Nashville-based singer/songwriter Danny Flowers certainly knows his way around a Guild acoustic, what with having such formidable blues, folk and country-tinged roots-rock chops. Best known for his 13-year stint with country artist Don Williams and as the author of the classic hit “Tulsa Time” (a 1979 hit for close friend Eric Clapton), Flowers is an enduring and respected figure in American music with a long and esteemed list of credits.
The only child of a mortician in tiny Henderson, N.C., Flowers was drawn to music at a young age, spending countless hours listening and learning. He honed his guitar and songwriting skills over the years, and was invited by his friend Gove Scrivenor to record an album in Nashville. It was there, in the city’s fertile late ’60s and early ’70s music scene, that Flowers truly found his musical calling (“I was in awe, playing with people who I knew from seeing their names,” he said).
After a stint in the scruffy outlaw band of Nashville’s Cowboy Jack Clement, Flowers hit the road with R&B singer Dobie Gray right around the time of Gray’s classic and oft-covered smash 1973 hit “Drift Away.” During this period, Flowers continued to sharpen his guitar skills—absorbing Chicago blues and the work of Muddy Waters, Robert Johnson and other Delta bluesmen.

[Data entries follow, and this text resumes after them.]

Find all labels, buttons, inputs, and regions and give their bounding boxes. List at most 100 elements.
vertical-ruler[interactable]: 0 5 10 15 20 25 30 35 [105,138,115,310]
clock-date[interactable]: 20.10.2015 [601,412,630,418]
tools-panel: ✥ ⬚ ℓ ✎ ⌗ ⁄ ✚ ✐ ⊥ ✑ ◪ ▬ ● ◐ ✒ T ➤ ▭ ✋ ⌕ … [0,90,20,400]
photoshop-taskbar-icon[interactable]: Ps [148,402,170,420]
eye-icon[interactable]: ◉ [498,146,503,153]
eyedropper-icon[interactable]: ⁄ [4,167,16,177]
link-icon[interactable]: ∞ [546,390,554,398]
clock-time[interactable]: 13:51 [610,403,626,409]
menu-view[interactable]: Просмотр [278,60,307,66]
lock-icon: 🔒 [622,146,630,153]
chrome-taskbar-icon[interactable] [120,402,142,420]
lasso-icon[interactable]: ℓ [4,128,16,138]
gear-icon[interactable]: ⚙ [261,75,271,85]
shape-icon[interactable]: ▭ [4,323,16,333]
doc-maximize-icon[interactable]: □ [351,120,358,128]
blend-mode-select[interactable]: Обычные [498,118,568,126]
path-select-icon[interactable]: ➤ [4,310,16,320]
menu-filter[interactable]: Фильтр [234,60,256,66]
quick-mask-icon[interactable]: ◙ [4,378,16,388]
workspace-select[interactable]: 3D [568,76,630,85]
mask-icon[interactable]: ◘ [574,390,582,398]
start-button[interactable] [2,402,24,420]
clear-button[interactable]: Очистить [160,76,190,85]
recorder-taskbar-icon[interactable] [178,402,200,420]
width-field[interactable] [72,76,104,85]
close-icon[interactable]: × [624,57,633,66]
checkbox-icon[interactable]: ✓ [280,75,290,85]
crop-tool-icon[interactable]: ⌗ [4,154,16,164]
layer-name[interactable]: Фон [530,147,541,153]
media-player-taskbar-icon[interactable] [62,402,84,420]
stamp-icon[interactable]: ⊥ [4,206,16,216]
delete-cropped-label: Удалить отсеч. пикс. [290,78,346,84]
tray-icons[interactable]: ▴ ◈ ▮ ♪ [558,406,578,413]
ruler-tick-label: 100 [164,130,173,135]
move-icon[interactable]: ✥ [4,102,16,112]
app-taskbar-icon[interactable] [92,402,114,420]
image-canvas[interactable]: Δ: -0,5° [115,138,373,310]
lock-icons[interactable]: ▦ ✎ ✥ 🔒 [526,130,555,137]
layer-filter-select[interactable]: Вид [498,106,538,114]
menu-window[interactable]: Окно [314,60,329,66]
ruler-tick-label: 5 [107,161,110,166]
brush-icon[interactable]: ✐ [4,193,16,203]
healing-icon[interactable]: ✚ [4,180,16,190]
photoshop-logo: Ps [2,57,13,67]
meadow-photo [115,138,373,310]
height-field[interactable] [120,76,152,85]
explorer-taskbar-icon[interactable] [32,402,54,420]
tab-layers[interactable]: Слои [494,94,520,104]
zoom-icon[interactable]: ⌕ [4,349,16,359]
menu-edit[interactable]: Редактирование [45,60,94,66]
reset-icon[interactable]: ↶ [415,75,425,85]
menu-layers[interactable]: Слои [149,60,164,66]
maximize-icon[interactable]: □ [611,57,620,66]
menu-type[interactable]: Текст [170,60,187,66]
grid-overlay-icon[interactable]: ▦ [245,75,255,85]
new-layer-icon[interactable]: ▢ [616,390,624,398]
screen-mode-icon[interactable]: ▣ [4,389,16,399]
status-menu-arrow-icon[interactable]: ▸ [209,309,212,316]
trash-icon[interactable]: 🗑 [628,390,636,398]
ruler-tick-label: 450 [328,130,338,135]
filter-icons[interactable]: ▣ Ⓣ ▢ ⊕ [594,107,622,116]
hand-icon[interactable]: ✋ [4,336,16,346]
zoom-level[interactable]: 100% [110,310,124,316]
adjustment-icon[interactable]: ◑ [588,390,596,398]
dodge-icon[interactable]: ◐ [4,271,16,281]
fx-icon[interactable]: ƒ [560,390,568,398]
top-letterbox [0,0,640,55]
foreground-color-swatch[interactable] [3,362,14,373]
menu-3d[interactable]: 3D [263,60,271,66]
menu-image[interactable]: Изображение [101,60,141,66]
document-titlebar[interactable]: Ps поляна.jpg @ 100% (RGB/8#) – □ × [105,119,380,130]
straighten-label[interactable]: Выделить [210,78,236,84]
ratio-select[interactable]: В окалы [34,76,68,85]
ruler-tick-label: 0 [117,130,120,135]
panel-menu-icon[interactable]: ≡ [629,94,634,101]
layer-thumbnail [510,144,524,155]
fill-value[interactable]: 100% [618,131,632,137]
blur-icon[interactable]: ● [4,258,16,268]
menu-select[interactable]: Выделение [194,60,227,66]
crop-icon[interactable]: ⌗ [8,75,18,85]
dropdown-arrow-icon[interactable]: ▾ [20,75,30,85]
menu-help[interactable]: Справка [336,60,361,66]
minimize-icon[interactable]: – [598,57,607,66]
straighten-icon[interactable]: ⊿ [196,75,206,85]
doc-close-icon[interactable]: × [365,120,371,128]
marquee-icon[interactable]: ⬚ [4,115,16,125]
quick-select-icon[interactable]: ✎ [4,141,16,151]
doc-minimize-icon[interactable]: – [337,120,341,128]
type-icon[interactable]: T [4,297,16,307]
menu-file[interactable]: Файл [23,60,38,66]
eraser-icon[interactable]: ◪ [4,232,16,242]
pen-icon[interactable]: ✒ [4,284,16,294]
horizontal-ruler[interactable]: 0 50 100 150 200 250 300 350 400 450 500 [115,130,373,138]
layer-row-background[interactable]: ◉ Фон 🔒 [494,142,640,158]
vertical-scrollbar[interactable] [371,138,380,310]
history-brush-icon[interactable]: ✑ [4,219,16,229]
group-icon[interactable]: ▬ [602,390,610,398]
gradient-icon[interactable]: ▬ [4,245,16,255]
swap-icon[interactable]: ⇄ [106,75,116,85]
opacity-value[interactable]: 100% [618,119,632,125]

After two years with Gray, Flowers joined the band of chart-topping country artist Don Williams, a gig he held for the next 13 years. Once, while snowbound in Tulsa, Okla., on tour with Williams, Flowers grabbed a guitar and some hotel stationery and cranked out a song titled “Tulsa Time” in about half an hour. Williams promptly charted another hit with the song, named 1978’s single of the year by the Country Music Association and subsequently covered by Eric Clapton, who also scored a hit with it.
In the mid-1980s, Flowers left Williams’ band and embarked on a successful career as a much sought-after session musician and sideman. He assembled the Blue Moon Orchestra for Texas singer/songwriter Nanci Griffith, wrote songs for Emmylou Harris and many other artists, and became a regular performer at famed Nashville singer/songwriter venue the Bluebird Café.
Flowers’ solo efforts include Forbidden Fruits and Vegetables (2000) and his most recent work, 2007’s Tools for the Soul.